Surface Family (198 opcodes)
The Suld* opcodes implement surface load (suld) instructions across the matrix of:
- Geometry:
1D,1DArray,1DBuffer,2D,2DArray,3D. (No cubemap surface; CUDA surfaces don't support cubemaps.) - Vector width: scalar (
I*),V2(2-element),V4(4-element). - Element type:
I8,I16,I32,I64. - Boundary mode:
Clamp,Trap,Zero-- what to do when accessing out-of-bounds texels.
33 opcodes/geometry x 6 geometries = 198. Per-geometry the count is (4 element types x 3 boundary modes) x 3 widths - omissions. The actual per-geometry layout is:
| Width | Element types covered | Per-mode count | x3 boundary modes |
|---|---|---|---|
Scalar (I*) | I8, I16, I32, I64 | 4 | 12 |
V2 | I8, I16, I32, I64 | 4 | 12 |
V4 | I8, I16, I32 (no I64) | 3 | 9 |
| Total per geometry | 33 |
Note that V4 omits I64 because suld.v4.b64 would exceed 256 bits per transaction, which the PTX ISA doesn't support.
3D geometry omits V4I8 per-mode for the same reason in some SM tiers; check cicc_data_tables.json for the exact subtarget feature-gate.
Naming scheme
NVPTXISD::Suld<Geometry><Vec?><EltTy><Boundary>
Examples:
| Name | Decoded meaning |
|---|---|
Suld1DI32Clamp | 1D surface, scalar i32, clamp on OOB |
Suld2DArrayV4I8Trap | 2D array surface, 4xi8 vector, trap on OOB |
Suld1DBufferV2I64Zero | 1D buffer surface, 2xi64 vector, return zero on OOB |
High-impact opcode: Suld1DI32Clamp lowering
// In NVPTXTargetLowering::lowerSurfaceLoadIntrinsic, sub_33B0210
SDValue Ops[] = {
Chain,
SurfHandle, // 64-bit surface handle
XCoord, // s32 byte offset into the surface
};
SDVTList VTs = DAG.getVTList({ MVT::i32, MVT::Other });
return DAG.getNode(NVPTXISD::Suld1DI32Clamp, dl, VTs, Ops);
ISel emits PTX suld.b.1d.b32.clamp {rd}, [handle, {x}];.
⚡ QUIRK — Boundary mode is part of the opcode, not an operand Every surface load opcode bakes the boundary mode (
Clamp/Trap/Zero) into the opcode name rather than carrying it as a runtime operand.

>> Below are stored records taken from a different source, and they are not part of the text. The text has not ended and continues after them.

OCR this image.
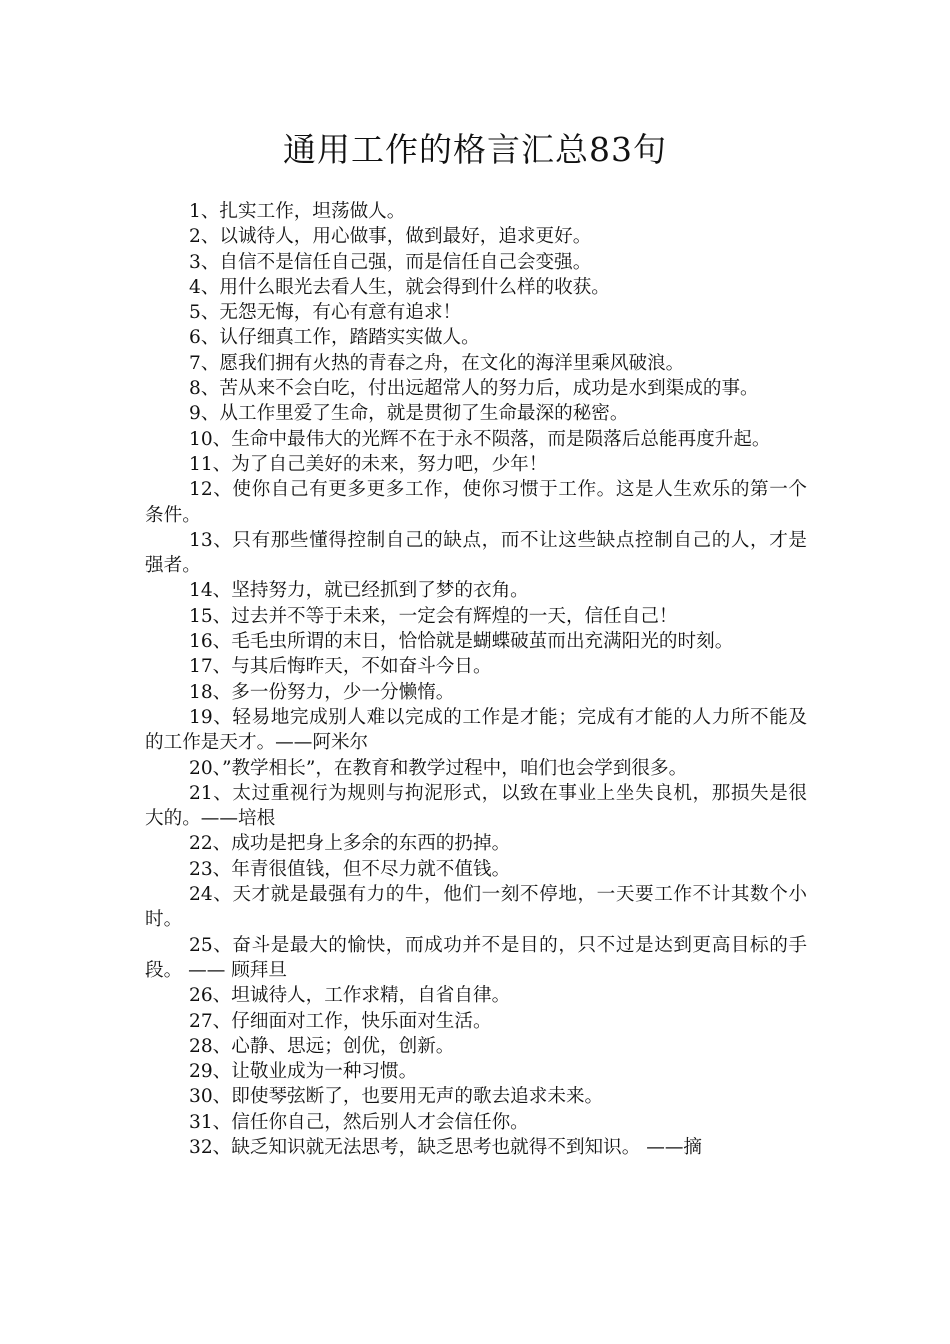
通用工作的格言汇总83句

1、扎实工作，坦荡做人。

2、以诚待人，用心做事，做到最好，追求更好。

3、自信不是信任自己强，而是信任自己会变强。

4、用什么眼光去看人生，就会得到什么样的收获。

5、无怨无悔，有心有意有追求！

6、认仔细真工作，踏踏实实做人。

7、愿我们拥有火热的青春之舟，在文化的海洋里乘风破浪。

8、苦从来不会白吃，付出远超常人的努力后，成功是水到渠成的事。

9、从工作里爱了生命，就是贯彻了生命最深的秘密。

10、生命中最伟大的光辉不在于永不陨落，而是陨落后总能再度升起。

11、为了自己美好的未来，努力吧，少年！

12、使你自己有更多更多工作，使你习惯于工作。这是人生欢乐的第一个条件。

13、只有那些懂得控制自己的缺点，而不让这些缺点控制自己的人，才是强者。

14、坚持努力，就已经抓到了梦的衣角。

15、过去并不等于未来，一定会有辉煌的一天，信任自己！

16、毛毛虫所谓的末日，恰恰就是蝴蝶破茧而出充满阳光的时刻。

17、与其后悔昨天，不如奋斗今日。

18、多一份努力，少一分懒惰。

19、轻易地完成别人难以完成的工作是才能；完成有才能的人力所不能及的工作是天才。——阿米尔

20、”教学相长”，在教育和教学过程中，咱们也会学到很多。

21、太过重视行为规则与拘泥形式，以致在事业上坐失良机，那损失是很大的。——培根

22、成功是把身上多余的东西的扔掉。

23、年青很值钱，但不尽力就不值钱。

24、天才就是最强有力的牛，他们一刻不停地，一天要工作不计其数个小时。

25、奋斗是最大的愉快，而成功并不是目的，只不过是达到更高目标的手段。 —— 顾拜旦

26、坦诚待人，工作求精，自省自律。

27、仔细面对工作，快乐面对生活。

28、心静、思远；创优，创新。

29、让敬业成为一种习惯。

30、即使琴弦断了，也要用无声的歌去追求未来。

31、信任你自己，然后别人才会信任你。

32、缺乏知识就无法思考，缺乏思考也就得不到知识。 ——摘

This is because PTXsuldhas three completely distinct mnemonic forms (suld.b.*.clamp,suld.b.*.trap,suld.b.*.zero) that the assembler treats as separate instructions. Carrying the mode as a constant operand and selecting in ISel would work, but the historical NVPTX design opted to enumerate them explicitly -- which is exactly why the surface family has 198 opcodes instead of 66. The same design choice is why CICC'scicc_strings.jsonshows the family blowing up: each enumerator gets its own diagnostic string forgetTargetNodeName.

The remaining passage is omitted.